Q1. What inspires the artist?
Eunjung Seo Feleppa is inspired by the colours around her. She particularly loves using a warm colour palette, which is ideal for expressing various skin tones. Warm, analogous colours energise her even if the painting conveys sad emotions. Eunjung believes that faces represent a person's life story and emotions. She paints them as portraits when they convey something she understands. Each portrait has its own odyssey. It begins with emotions but develops in unforeseen colours, textures and abstractions.
Q2. What does being a female artist mean?
Eunjung is not overtly conscious about being a female artist, although most of her portraits are female and display delicate, sensitive qualities from a female gaze. Her portraits often resemble something in herself, projecting her own emotions and soul. While some viewers might find the portraits sad, she sees these emotions as part of human nature, hoping that both men and women recognise these feelings from their own lives.
Q3. How does Korean culture influence artist's art?
Eunjung states that as her mother tongue is Korean, she is Korean, and she is deeply interested in Korean culture even though she lives and works in London. She loves listening to Korean indie music and enjoys watching Korean dramas. Even some of Korean romantic dramas have cliché moments, she often finds a lot of 정 (‘jeong’, Korean affection) and different emotions, which are good raw materials for her art.
Q4. Who are the female artist role models, and why?
Eunjung likes Marlene Dumas’s expressive portraits. Dumas starts with an image from a visual archive (mass media), but the finished painting is a different entity. Dumas acknowledges the tension between the painterly gesture and the source image. Her portraits are not interested in the resemblance to the original source; rather, they focus on the artist’s own interpretation of the psychology within the subject.
Q5. What projects are currently being worked on?
Eunjung is preparing for a group exhibition with the theme Colours.
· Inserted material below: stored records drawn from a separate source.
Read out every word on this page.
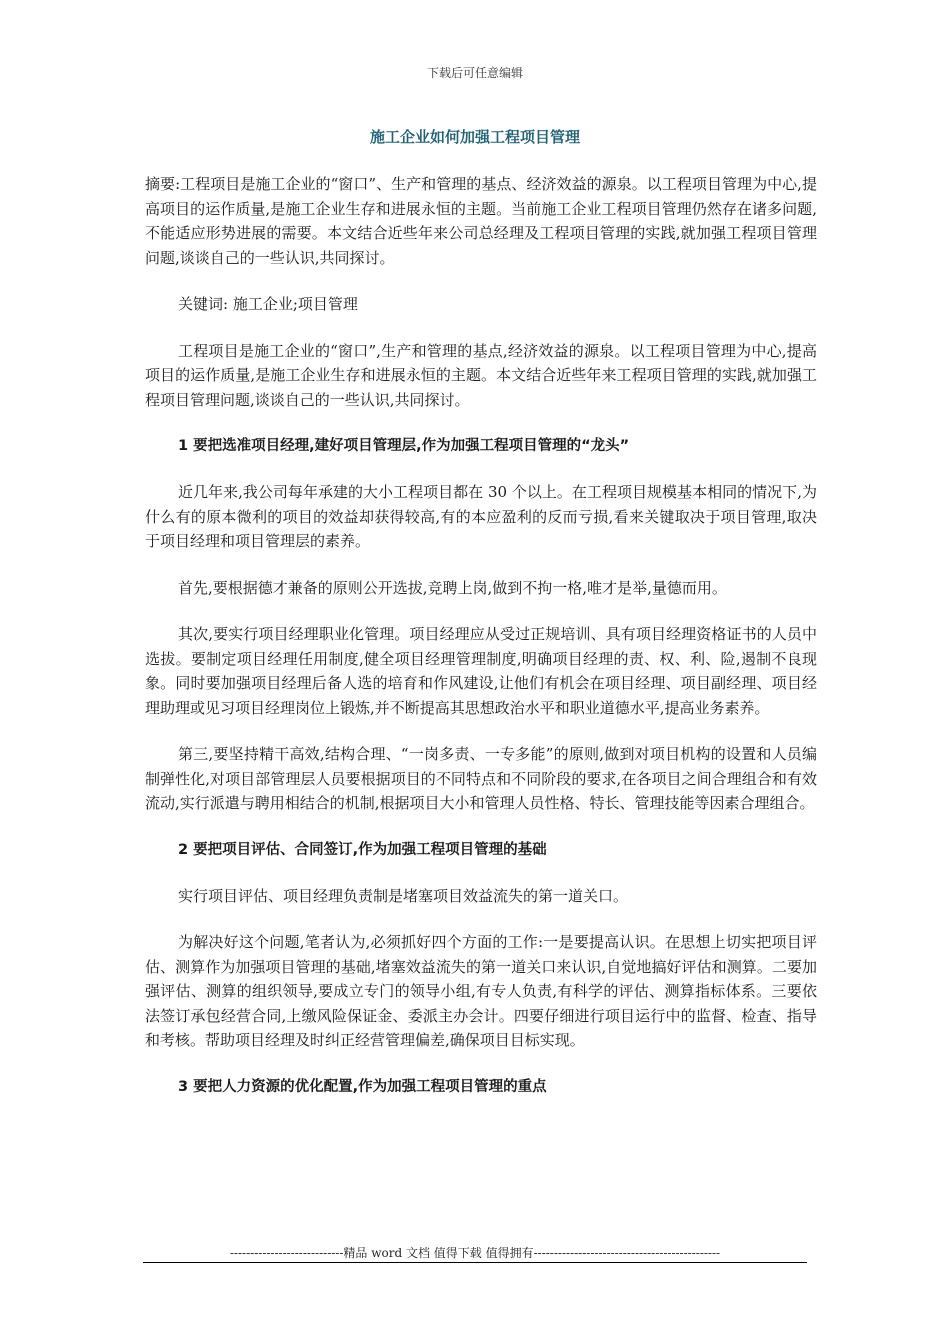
下载后可任意编辑
施工企业如何加强工程项目管理

摘要:工程项目是施工企业的“窗口”、生产和管理的基点、经济效益的源泉。以工程项目管理为中心,提高项目的运作质量,是施工企业生存和进展永恒的主题。当前施工企业工程项目管理仍然存在诸多问题,不能适应形势进展的需要。本文结合近些年来公司总经理及工程项目管理的实践,就加强工程项目管理问题,谈谈自己的一些认识,共同探讨。

关键词: 施工企业;项目管理

工程项目是施工企业的“窗口”,生产和管理的基点,经济效益的源泉。以工程项目管理为中心,提高项目的运作质量,是施工企业生存和进展永恒的主题。本文结合近些年来工程项目管理的实践,就加强工程项目管理问题,谈谈自己的一些认识,共同探讨。

1 要把选准项目经理,建好项目管理层,作为加强工程项目管理的“龙头”

近几年来,我公司每年承建的大小工程项目都在 30 个以上。在工程项目规模基本相同的情况下,为什么有的原本微利的项目的效益却获得较高,有的本应盈利的反而亏损,看来关键取决于项目管理,取决于项目经理和项目管理层的素养。

首先,要根据德才兼备的原则公开选拔,竞聘上岗,做到不拘一格,唯才是举,量德而用。

其次,要实行项目经理职业化管理。项目经理应从受过正规培训、具有项目经理资格证书的人员中选拔。要制定项目经理任用制度,健全项目经理管理制度,明确项目经理的责、权、利、险,遏制不良现象。同时要加强项目经理后备人选的培育和作风建设,让他们有机会在项目经理、项目副经理、项目经理助理或见习项目经理岗位上锻炼,并不断提高其思想政治水平和职业道德水平,提高业务素养。

第三,要坚持精干高效,结构合理、“一岗多责、一专多能”的原则,做到对项目机构的设置和人员编制弹性化,对项目部管理层人员要根据项目的不同特点和不同阶段的要求,在各项目之间合理组合和有效流动,实行派遣与聘用相结合的机制,根据项目大小和管理人员性格、特长、管理技能等因素合理组合。

2 要把项目评估、合同签订,作为加强工程项目管理的基础

实行项目评估、项目经理负责制是堵塞项目效益流失的第一道关口。

为解决好这个问题,笔者认为,必须抓好四个方面的工作:一是要提高认识。在思想上切实把项目评估、测算作为加强项目管理的基础,堵塞效益流失的第一道关口来认识,自觉地搞好评估和测算。二要加强评估、测算的组织领导,要成立专门的领导小组,有专人负责,有科学的评估、测算指标体系。三要依法签订承包经营合同,上缴风险保证金、委派主办会计。四要仔细进行项目运行中的监督、检查、指导和考核。帮助项目经理及时纠正经营管理偏差,确保项目目标实现。

3 要把人力资源的优化配置,作为加强工程项目管理的重点
----------------------------精品 word 文档 值得下载 值得拥有----------------------------------------------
Each participating artist must choose one color, and she chose brown. In her art, she paints different colours of faces, with brown as the base of any skin tone. She explores all primary colours through various shades of brown, creating a wide range within the colour spectrum.
According to Alain de Botton and John Armstrong, one of art’s important functions is reminding us what’s important to us. Here, Enjung painted a happy memory from her childhood, a summer holiday at the sea. Her face conveys calm, happiness, a desire for life, and hope for the future.
Wearing Mum’s Sunglasses, 2022
Oil on fabric stretched on a canvas frame,
20.3 x 25.4 cm
Eunjung, 2023
Oil on linen canvas, 28 x 35 cm
Emergence, 2024
Oil on canvas, 25.4 x 30.5 cm
Eunjung painted this self-portrait from a photo taken in her early twenties, who had youthful, piercing eyes and tightly closed lips. Eunjung initially painted this painting as a realistic self-portrait, but at a later stage, she introduced intense random colours to the subject, forming abstract painterly patches. Perhaps she wanted to express her vibrant youth and energy from the past in this portrait.